The authoritative usage reference in academia, “The Chicago Manual of Style, fifteenth edition,” prescribes a simple-to-follow rule: “Reserve ‘less’ for mass nouns, or amounts–for example, less salt, dirt, water. Reserve ‘fewer’ for countable things–fewer people, calories, grocery items, suggestions. One easy guideline is to use ‘less’ with singular nouns and ‘fewer’ with plural nouns” (p. 221). This simple prescription, however, is oversimplified. It is inaccurate as MWDEU notes below.
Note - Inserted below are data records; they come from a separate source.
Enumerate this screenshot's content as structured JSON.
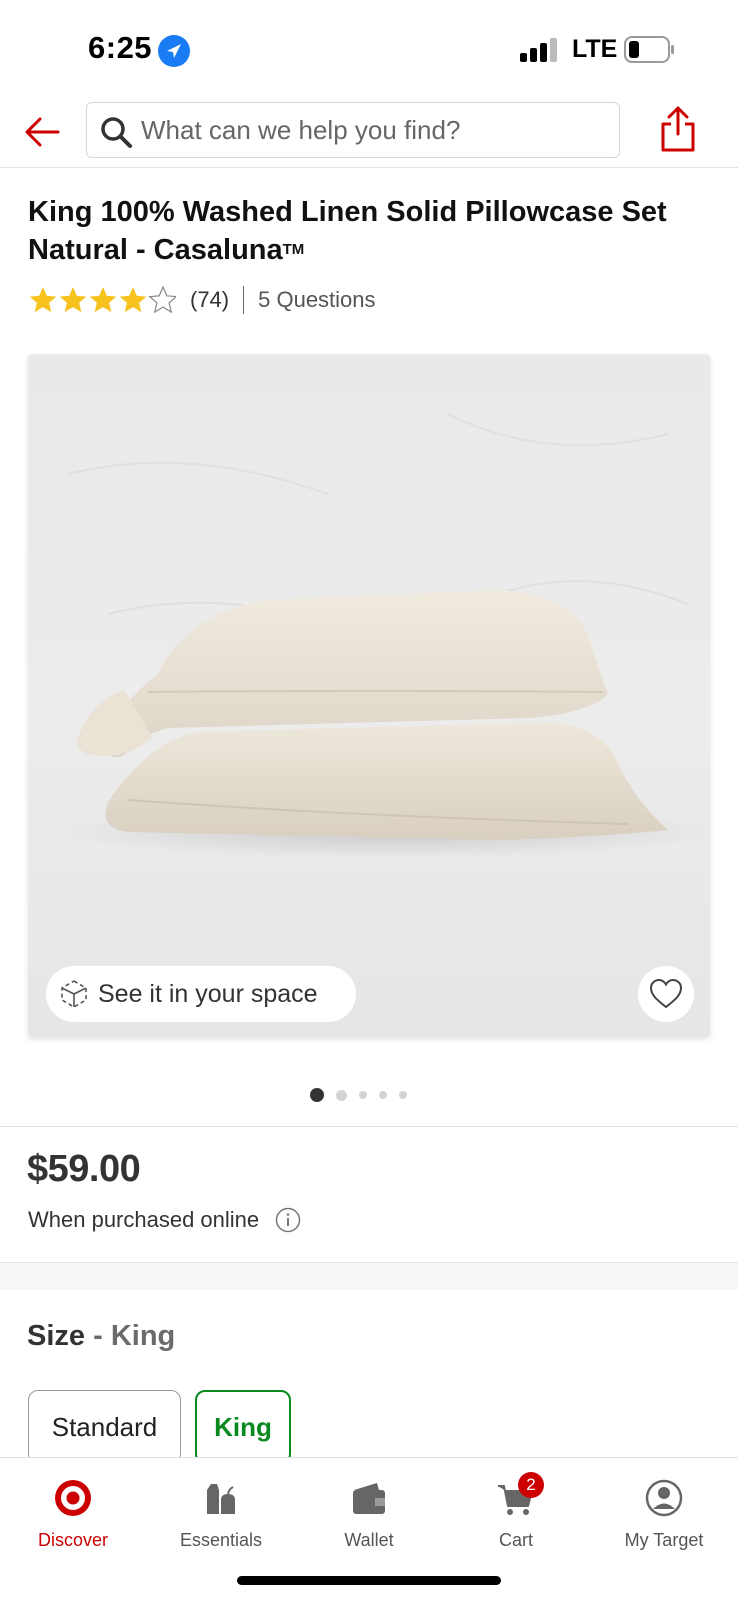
{
  "status_bar": {
    "time": "6:25",
    "network": "LTE",
    "icons": [
      "location-arrow-icon",
      "signal-bars-icon",
      "battery-icon"
    ]
  },
  "header": {
    "back_icon": "arrow-left-icon",
    "search_placeholder": "What can we help you find?",
    "share_icon": "share-icon"
  },
  "product": {
    "title": "King 100% Washed Linen Solid Pillowcase Set Natural - Casaluna",
    "trademark": "TM",
    "rating": 4.5,
    "rating_max": 5,
    "review_count": "(74)",
    "questions": "5 Questions",
    "see_in_space": "See it in your space",
    "image_count": 5,
    "active_image": 1,
    "price": "$59.00",
    "price_note": "When purchased online"
  },
  "size": {
    "label": "Size",
    "separator": " - ",
    "selected": "King",
    "options": [
      "Standard",
      "King"
    ]
  },
  "tabbar": {
    "items": [
      {
        "label": "Discover",
        "icon": "target-logo-icon",
        "active": true
      },
      {
        "label": "Essentials",
        "icon": "essentials-icon"
      },
      {
        "label": "Wallet",
        "icon": "wallet-icon"
      },
      {
        "label": "Cart",
        "icon": "cart-icon",
        "badge": "2"
      },
      {
        "label": "My Target",
        "icon": "account-icon"
      }
    ]
  },
  "colors": {
    "brand_red": "#cc0000",
    "selected_green": "#0a8a1e",
    "location_blue": "#1a7cf5",
    "star_gold": "#f7c21e"
  }
}
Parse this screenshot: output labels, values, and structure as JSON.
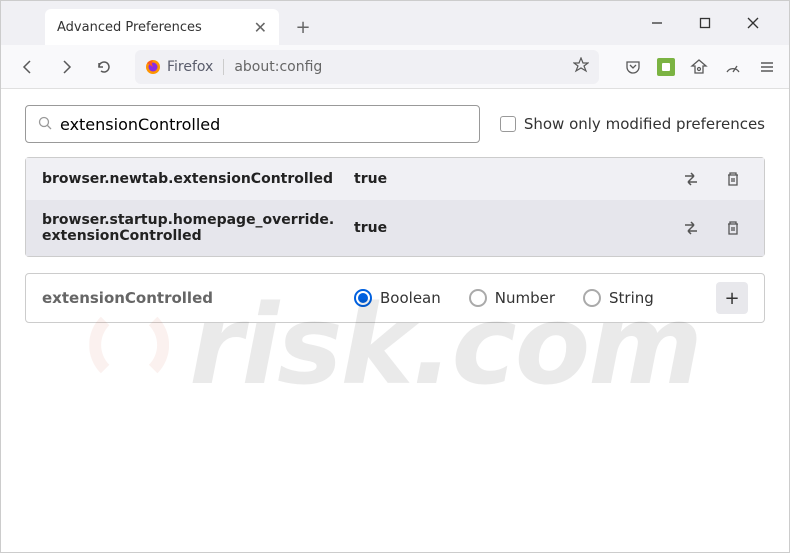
{
  "tab": {
    "title": "Advanced Preferences"
  },
  "address": {
    "brand": "Firefox",
    "url": "about:config"
  },
  "search": {
    "value": "extensionControlled",
    "checkbox_label": "Show only modified preferences"
  },
  "prefs": [
    {
      "name": "browser.newtab.extensionControlled",
      "value": "true"
    },
    {
      "name": "browser.startup.homepage_override.extensionControlled",
      "value": "true"
    }
  ],
  "new_pref": {
    "name": "extensionControlled",
    "types": [
      {
        "label": "Boolean",
        "checked": true
      },
      {
        "label": "Number",
        "checked": false
      },
      {
        "label": "String",
        "checked": false
      }
    ]
  }
}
MWDEU begins its detailed entry (pp. 592-94) by commenting on the above rule: “This rule is simple enough and easy enough to follow. It has only one fault — it is not accurate for all usage…. ‘Less’ refers to quantity or amount among things that are measured and to number among things that are counted.

“As far as we have been able to discover, the received rule originated in 1770 as a comment on ‘less’: ‘This Word is most commonly used in speaking of a Number; where I should think Fewer would do better. “No Fewer than a Hundred” appears to me, not only more elegant than “No less than a Hundred,” but more strictly proper–Baker 1770.